National Party leader Judith Collins addresses media with support from party members following the emergency caucus meeting on 14 July. (Photo: RNZ/Samuel Rillstone)

The National Party is not an ideological movement

With the National Party caucus looking more conservative than it’s been in a long time, Liam Hehir warns of the dangers of ideological factionalism, and why being a conservative party isn’t the same as being a party with conservatives. 

Liberals seem to be something of an endangered species in the National Party these days. First of all, Paula Bennett, who was despised by the left but was one of the party’s crusading liberals, left politics after losing the deputy leadership. At the same time, Amy Adams retired only to subsequently un-retire. The very trendy Nikki Kaye also threw in the towel after serving part of the day as acting leader.

This leaves National Party liberals somewhat thin on the ground. Christopher Bishop and Nicola Willis are the standard-bearers now, you have to assume, and Scott Simpson is a reliable vote for liberalism even if he is a party man first and foremost. There remain quite a few liberal-ish members (including the new leader, incidentally) but on the whole, the caucus is looking like it will be more conservative than it’s been in a long time.

The degree to which ideology divides the party should not be overstated. There are other faultlines which in certain ways are more important. Geography, for example, provides competing interests between town and country and North and South Islands. More than any other factor, perhaps, is that personal ambitions and loyalties are part of the mix.

But it can’t be denied that differences in philosophical outlook play their part and might’ve become more important during the years of National’s opposition.

The National Party caucus as of 2018 (File photo)

At this point, it’s important to carefully define what we mean by “liberalism.” It doesn’t refer to “socialism” – opposition to which the thing that most unites the various strands of the party. Within the context of the New Zealand National Party, liberalism refers to those who are liberal on what we call “conscience issues”. They tend to be, but not always, a bit more market-oriented and urban-based than the party’s conservatives.

The conservatives, on the other hand, tend to vote along more traditionalist lines on conscience issues and tend to be, but not always, a little more tolerant of economic intervention and rural-based than the party’s liberals.

As a political conservative myself, I have to say there’s nothing inherently displeasing about a more conservative front bench. The National Party is a collation of interests that from day one has included both libs and cons. There’s no reason why the latter should always be the junior partner given that they bring in most of the votes.

My warning, however, would be that it’d be dangerous for National to become a conservatives party rather than a party with conservatives in it. It’s better to share power in a party that governs more often than not than it is to be the dominant force in a party that reliably gets 35% of the vote.

The stirrings of ideological factionalism in the National Party is not something to be welcomed. Whether it’s entirely true or not, the coup against Simon Bridges was seen by some as the installation of a stooge by a bloc of MPs who knew they couldn’t win the leadership outright but could be the power behind the throne. The plotters may dismiss this as paranoia but even the fact of such paranoia would be a problem itself. In the same way, it would be very helpful if people associated with the party could stop talking up the idea of the cons splitting off and forming a tame client conservative party to provide a junior coalition partner.

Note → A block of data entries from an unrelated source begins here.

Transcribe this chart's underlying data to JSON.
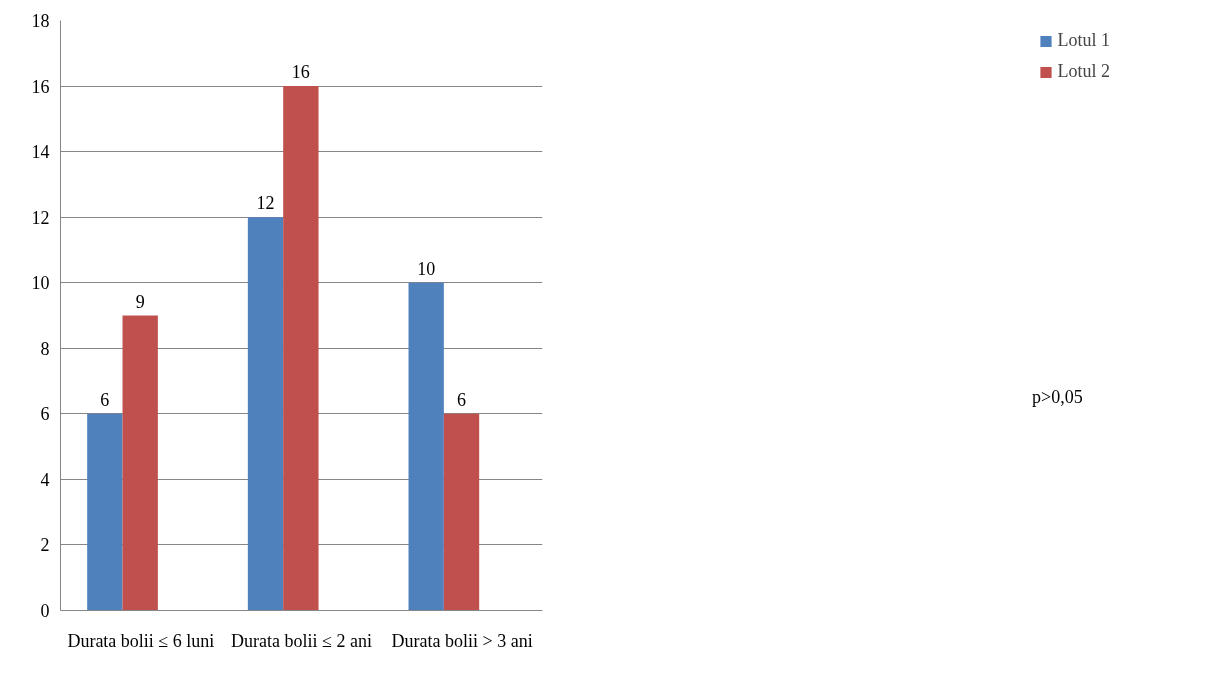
{
  "chart_data": {
    "type": "bar",
    "categories": [
      "Durata bolii ≤ 6 luni",
      "Durata bolii ≤ 2 ani",
      "Durata bolii > 3 ani"
    ],
    "series": [
      {
        "name": "Lotul 1",
        "color": "#4f81bd",
        "values": [
          6,
          12,
          10
        ]
      },
      {
        "name": "Lotul 2",
        "color": "#c0504d",
        "values": [
          9,
          16,
          6
        ]
      }
    ],
    "ylim": [
      0,
      18
    ],
    "yticks": [
      0,
      2,
      4,
      6,
      8,
      10,
      12,
      14,
      16,
      18
    ],
    "grid": "y",
    "legend": "right",
    "data_labels": true,
    "annotations": [
      "p>0,05"
    ]
  }
}
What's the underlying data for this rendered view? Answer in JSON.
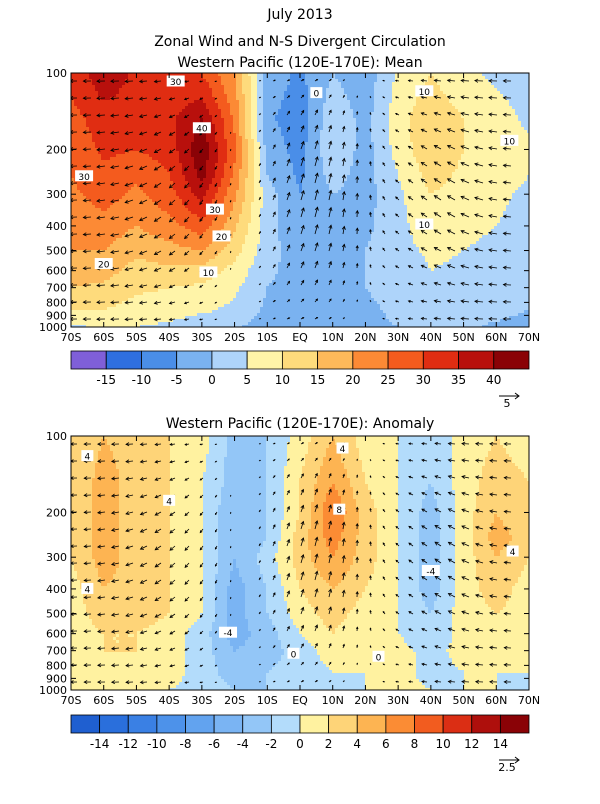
{
  "header": {
    "line1": "July 2013",
    "line2": "Zonal Wind and N-S Divergent Circulation"
  },
  "chart_data": [
    {
      "type": "heatmap",
      "title": "Western Pacific (120E-170E): Mean",
      "x_ticks": [
        "70S",
        "60S",
        "50S",
        "40S",
        "30S",
        "20S",
        "10S",
        "EQ",
        "10N",
        "20N",
        "30N",
        "40N",
        "50N",
        "60N",
        "70N"
      ],
      "x_range": [
        -70,
        70
      ],
      "y_ticks": [
        100,
        200,
        300,
        400,
        500,
        600,
        700,
        800,
        900,
        1000
      ],
      "y_range_hpa": [
        1000,
        100
      ],
      "y_scale": "log-pressure",
      "colorbar_levels": [
        "-15",
        "-10",
        "-5",
        "0",
        "5",
        "10",
        "15",
        "20",
        "25",
        "30",
        "35",
        "40"
      ],
      "colorbar_colors": [
        "#7f5fd8",
        "#2f6fe0",
        "#4a8ee8",
        "#7ab2f0",
        "#aed4fa",
        "#fff4a8",
        "#fedb7c",
        "#fdb95a",
        "#fc8a35",
        "#f45b1e",
        "#e02d12",
        "#b8100c",
        "#8a0206"
      ],
      "contour_labels": [
        {
          "text": "30",
          "lat": -38,
          "p": 108
        },
        {
          "text": "40",
          "lat": -30,
          "p": 165
        },
        {
          "text": "30",
          "lat": -66,
          "p": 255
        },
        {
          "text": "30",
          "lat": -26,
          "p": 345
        },
        {
          "text": "20",
          "lat": -24,
          "p": 440
        },
        {
          "text": "20",
          "lat": -60,
          "p": 565
        },
        {
          "text": "10",
          "lat": -28,
          "p": 610
        },
        {
          "text": "0",
          "lat": 5,
          "p": 120
        },
        {
          "text": "10",
          "lat": 38,
          "p": 118
        },
        {
          "text": "10",
          "lat": 64,
          "p": 185
        },
        {
          "text": "10",
          "lat": 38,
          "p": 395
        }
      ],
      "reference_vector": "5",
      "field": {
        "lats": [
          -70,
          -60,
          -50,
          -40,
          -30,
          -20,
          -10,
          0,
          10,
          20,
          30,
          40,
          50,
          60,
          70
        ],
        "levels_hpa": [
          100,
          150,
          200,
          250,
          300,
          400,
          500,
          600,
          700,
          850,
          1000
        ],
        "values": [
          [
            32,
            38,
            34,
            30,
            30,
            20,
            -2,
            -6,
            0,
            -3,
            6,
            10,
            6,
            4,
            3
          ],
          [
            28,
            33,
            33,
            34,
            40,
            24,
            -4,
            -8,
            4,
            -2,
            8,
            14,
            10,
            7,
            4
          ],
          [
            26,
            31,
            30,
            32,
            44,
            26,
            -2,
            -7,
            4,
            -2,
            7,
            14,
            10,
            8,
            6
          ],
          [
            25,
            29,
            26,
            30,
            42,
            24,
            0,
            -6,
            2,
            -2,
            5,
            12,
            9,
            8,
            5
          ],
          [
            24,
            27,
            24,
            28,
            37,
            21,
            2,
            -5,
            0,
            -2,
            4,
            10,
            8,
            6,
            4
          ],
          [
            22,
            23,
            20,
            23,
            28,
            16,
            2,
            -4,
            -2,
            -1,
            3,
            9,
            6,
            5,
            3
          ],
          [
            20,
            20,
            16,
            18,
            20,
            12,
            2,
            -3,
            -2,
            0,
            3,
            6,
            5,
            4,
            2
          ],
          [
            18,
            17,
            13,
            14,
            13,
            8,
            1,
            -2,
            -2,
            0,
            2,
            5,
            4,
            3,
            2
          ],
          [
            15,
            14,
            11,
            10,
            9,
            6,
            0,
            -2,
            -2,
            0,
            2,
            4,
            3,
            3,
            1
          ],
          [
            10,
            10,
            8,
            7,
            6,
            4,
            -1,
            -3,
            -3,
            -1,
            1,
            3,
            2,
            2,
            0
          ],
          [
            4,
            6,
            5,
            4,
            2,
            1,
            -3,
            -4,
            -3,
            -1,
            0,
            1,
            1,
            -1,
            -2
          ]
        ]
      }
    },
    {
      "type": "heatmap",
      "title": "Western Pacific (120E-170E): Anomaly",
      "x_ticks": [
        "70S",
        "60S",
        "50S",
        "40S",
        "30S",
        "20S",
        "10S",
        "EQ",
        "10N",
        "20N",
        "30N",
        "40N",
        "50N",
        "60N",
        "70N"
      ],
      "x_range": [
        -70,
        70
      ],
      "y_ticks": [
        100,
        200,
        300,
        400,
        500,
        600,
        700,
        800,
        900,
        1000
      ],
      "y_range_hpa": [
        1000,
        100
      ],
      "y_scale": "log-pressure",
      "colorbar_levels": [
        "-14",
        "-12",
        "-10",
        "-8",
        "-6",
        "-4",
        "-2",
        "0",
        "2",
        "4",
        "6",
        "8",
        "10",
        "12",
        "14"
      ],
      "colorbar_colors": [
        "#1f5fd0",
        "#2a6fdc",
        "#3a80e4",
        "#4d92ea",
        "#62a3ef",
        "#7ab4f3",
        "#93c6f7",
        "#b3dcfb",
        "#fff2a0",
        "#fed478",
        "#fdb452",
        "#fb8c34",
        "#f25c1f",
        "#db2e14",
        "#ae0f0c",
        "#8a0206"
      ],
      "contour_labels": [
        {
          "text": "4",
          "lat": -65,
          "p": 120
        },
        {
          "text": "4",
          "lat": -40,
          "p": 180
        },
        {
          "text": "4",
          "lat": -65,
          "p": 400
        },
        {
          "text": "4",
          "lat": 13,
          "p": 112
        },
        {
          "text": "8",
          "lat": 12,
          "p": 195
        },
        {
          "text": "-4",
          "lat": -22,
          "p": 595
        },
        {
          "text": "-4",
          "lat": 40,
          "p": 340
        },
        {
          "text": "4",
          "lat": 65,
          "p": 285
        },
        {
          "text": "0",
          "lat": -2,
          "p": 720
        },
        {
          "text": "0",
          "lat": 24,
          "p": 740
        }
      ],
      "reference_vector": "2.5",
      "field": {
        "lats": [
          -70,
          -60,
          -50,
          -40,
          -30,
          -20,
          -10,
          0,
          10,
          20,
          30,
          40,
          50,
          60,
          70
        ],
        "levels_hpa": [
          100,
          150,
          200,
          250,
          300,
          400,
          500,
          600,
          700,
          850,
          1000
        ],
        "values": [
          [
            2,
            4,
            3,
            2,
            1,
            -3,
            -2,
            1,
            4,
            1,
            0,
            -2,
            1,
            2,
            1
          ],
          [
            2,
            5,
            3,
            2,
            0,
            -3,
            -2,
            2,
            6,
            2,
            0,
            -2,
            1,
            3,
            2
          ],
          [
            2,
            5,
            3,
            2,
            0,
            -4,
            -2,
            2,
            8,
            3,
            0,
            -3,
            1,
            4,
            2
          ],
          [
            2,
            5,
            3,
            2,
            0,
            -4,
            -2,
            3,
            7,
            3,
            0,
            -3,
            1,
            5,
            3
          ],
          [
            2,
            5,
            3,
            2,
            0,
            -4,
            -1,
            3,
            6,
            3,
            0,
            -3,
            1,
            4,
            2
          ],
          [
            1,
            4,
            3,
            2,
            0,
            -5,
            -2,
            2,
            4,
            2,
            0,
            -3,
            1,
            3,
            1
          ],
          [
            1,
            3,
            3,
            2,
            0,
            -5,
            -2,
            1,
            3,
            1,
            0,
            -2,
            1,
            2,
            1
          ],
          [
            1,
            2,
            2,
            1,
            -1,
            -5,
            -3,
            0,
            2,
            0,
            0,
            -2,
            1,
            1,
            0
          ],
          [
            1,
            2,
            2,
            1,
            -1,
            -4,
            -3,
            -1,
            1,
            0,
            1,
            -1,
            1,
            1,
            0
          ],
          [
            0,
            1,
            1,
            1,
            -1,
            -3,
            -2,
            -1,
            0,
            0,
            1,
            -1,
            0,
            0,
            0
          ],
          [
            0,
            1,
            1,
            0,
            -1,
            -2,
            -2,
            -1,
            -1,
            0,
            1,
            0,
            0,
            0,
            -1
          ]
        ]
      }
    }
  ]
}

The National Party is not an ideological movement. It is a political framework that allows members unified by their opposition to state socialism to pursue their various goals incrementally and co-operatively. Nobody ever gets everything they want but that’s a fact of life.

Judith Collins may actually be the best person to restore this sense of things. With few apparent fixed philosophical positions, she isn’t beholden to either camp. Her brand is built around her own force of personality. This can have its downsides, but the upside is that she can be trusted not to put her thumb on the scale for either camp. And that just might give National the time it needs to heal.